Yes. I envision introspection being a first driver. Part of the adoption of these tools is to start out with passive, non-threatening/destructive actions in queue. I'd love to brainstorm about a limited set of tools that we go after first round (/cc @DoriftoShoes and anyone else interested rapping about this). We might be able to also ask our first round friends/customers what their monitoring/logging/graphing stack looks like, and tailor it to them. Get them excited about what's coming by providing value now.

The introspection story will be relatively simple, but we should come up with stories. I certainly have a set in my head, but again I'd love to collaborate a bit on that initial story set and see what might make most sense.

This will also converge with the CI/CD story, which should also be ChatOps'd. Power to deploy, power to inspect. Once these are done, we can start aligning more complex workflows with some of our customers. I think these stories will start to naturally highlight themselves as we get further down this road.

DoriftoShoes commented 10 years ago

The introspection workflow falls into my diagnostic vs remediation workflow model almost perfectly. Essentially giving them access to only diagnostic or data gathering workflows initially. This comes back around to a fundamental piece within the system that we need though...tagging. Without the ability to tag it is really hard to provide access controls at the action/workflow level.

Even earlier than that problem though, we need to address the usability issues around chatops (maybe hubot specific, I don't know). Our platform is quite powerful and exposes a lot of metadata about actions. We need an easy way to view and use that data from within chat. The current method of listing parameters in help and giving them values at run time is not a pleasant experience.

I actually feel that the chat clients should emit triggers into the system. We can then fine tune controls, and tweak outputs accordingly. We could also build a much cleaner 'help' from within the chat client, and even do chat service specific formatting server-side before sending the data back.

jfryman commented 10 years ago

I actually feel that the chat clients should emit triggers into the system. We can then fine tune controls, and tweak outputs accordingly. We could also build a much cleaner 'help' from within the chat client, and even do chat service specific formatting server-side before sending the data back.

+:100:

The more comprehensive our back-end is for handling chatops, the simpler the bot/service integrations can be. Should make it easier to plug in new services as customer demands require us to do.

DoriftoShoes commented 10 years ago

My initial thoughts actually go the other way. Let's initially treat chat messages as their own triggers. No different than anything else posted to the webhook...but it is two fold.

STEP 1) I want the incoming messages from chatops treated like an 'event' that triggers actions. Right now they trigger actions directly. We can set up rules to allow certain actions, but not other ones easily this way. Next, we write an action that actually returns the help info in a format formatted specifically to the requesting chat client.

STEP 2) We improve our native notification mechanism. Whether it is chat, or email, or Jira, we should be able to send the output of each action in a workflow (or single action) out to an external source without having to call a separate action...but I do not view this as chatops specific.
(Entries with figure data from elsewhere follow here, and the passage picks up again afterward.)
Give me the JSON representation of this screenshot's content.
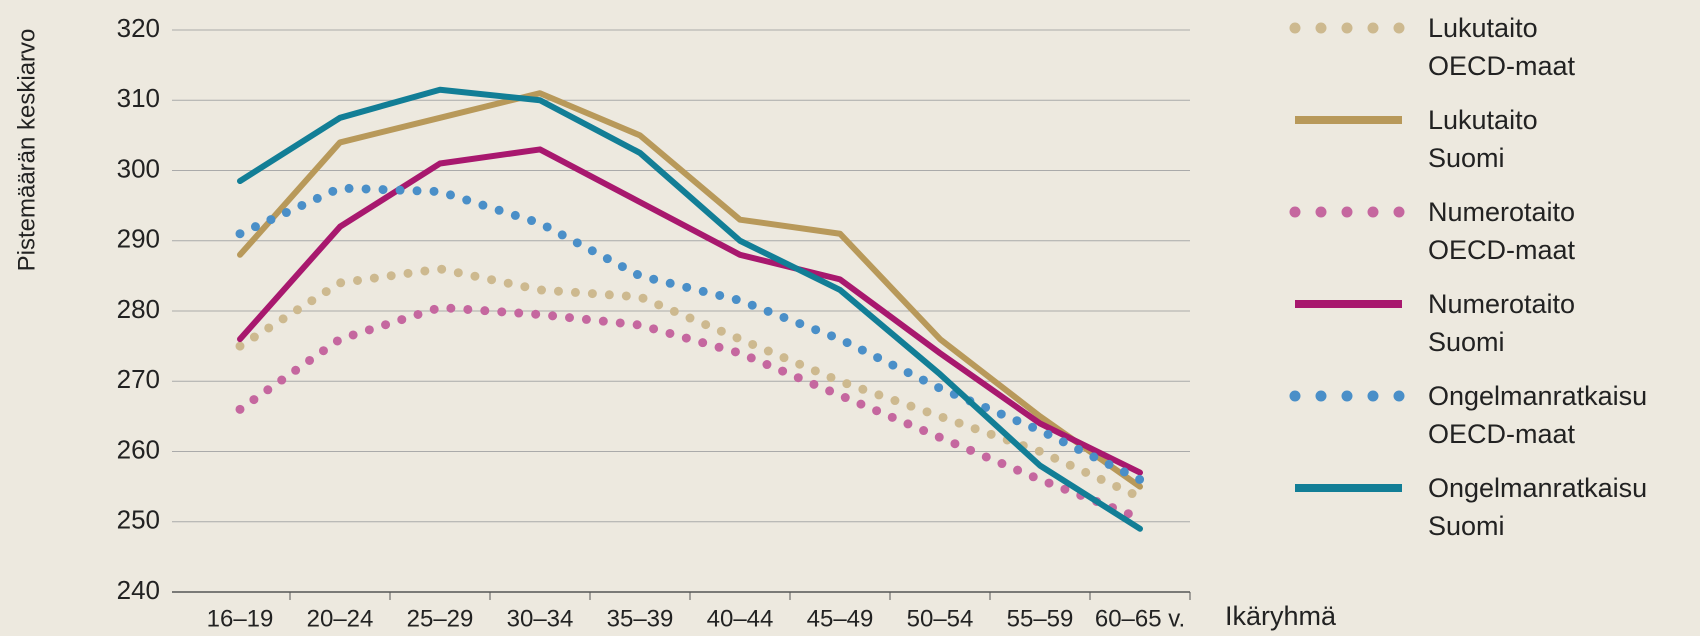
{
  "chart_data": {
    "type": "line",
    "y_label": "Pistemäärän keskiarvo",
    "x_label": "Ikäryhmä",
    "categories": [
      "16–19",
      "20–24",
      "25–29",
      "30–34",
      "35–39",
      "40–44",
      "45–49",
      "50–54",
      "55–59",
      "60–65 v."
    ],
    "ylim": [
      240,
      320
    ],
    "yticks": [
      240,
      250,
      260,
      270,
      280,
      290,
      300,
      310,
      320
    ],
    "grid": true,
    "series": [
      {
        "name": "Lukutaito\nOECD-maat",
        "color": "#cdb98f",
        "style": "dotted",
        "values": [
          275,
          284,
          286,
          283,
          282,
          276,
          270,
          265,
          260,
          253.5
        ]
      },
      {
        "name": "Lukutaito\nSuomi",
        "color": "#b8995a",
        "style": "solid",
        "values": [
          288,
          304,
          307.5,
          311,
          305,
          293,
          291,
          276,
          265,
          255
        ]
      },
      {
        "name": "Numerotaito\nOECD-maat",
        "color": "#c5679f",
        "style": "dotted",
        "values": [
          266,
          276,
          280.5,
          279.5,
          278,
          274,
          268,
          262,
          256,
          250.5
        ]
      },
      {
        "name": "Numerotaito\nSuomi",
        "color": "#a8186e",
        "style": "solid",
        "values": [
          276,
          292,
          301,
          303,
          295.5,
          288,
          284.5,
          274,
          264,
          257
        ]
      },
      {
        "name": "Ongelmanratkaisu\nOECD-maat",
        "color": "#4a8fc8",
        "style": "dotted",
        "values": [
          291,
          297.5,
          297,
          292.5,
          285,
          281.5,
          276,
          269,
          263,
          256
        ]
      },
      {
        "name": "Ongelmanratkaisu\nSuomi",
        "color": "#127e96",
        "style": "solid",
        "values": [
          298.5,
          307.5,
          311.5,
          310,
          302.5,
          290,
          283,
          271,
          258,
          249
        ]
      }
    ]
  }
}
I think this should work for whatever platform the end users wants as their 'collaborative notification' tool.

EDIT: My basic premise is let's start by NOT treating chatops as it's own separate entity and actually treat it like an event. Then we figure out how to natively integrate notification mechanisms in our actionrunners.

But I am pretty sure we will need tagging for all of this.

DoriftoShoes commented 10 years ago

Yeah we are probably violently agreeing on this one...hahahha. We can do a Hangout to spitball this a bit more.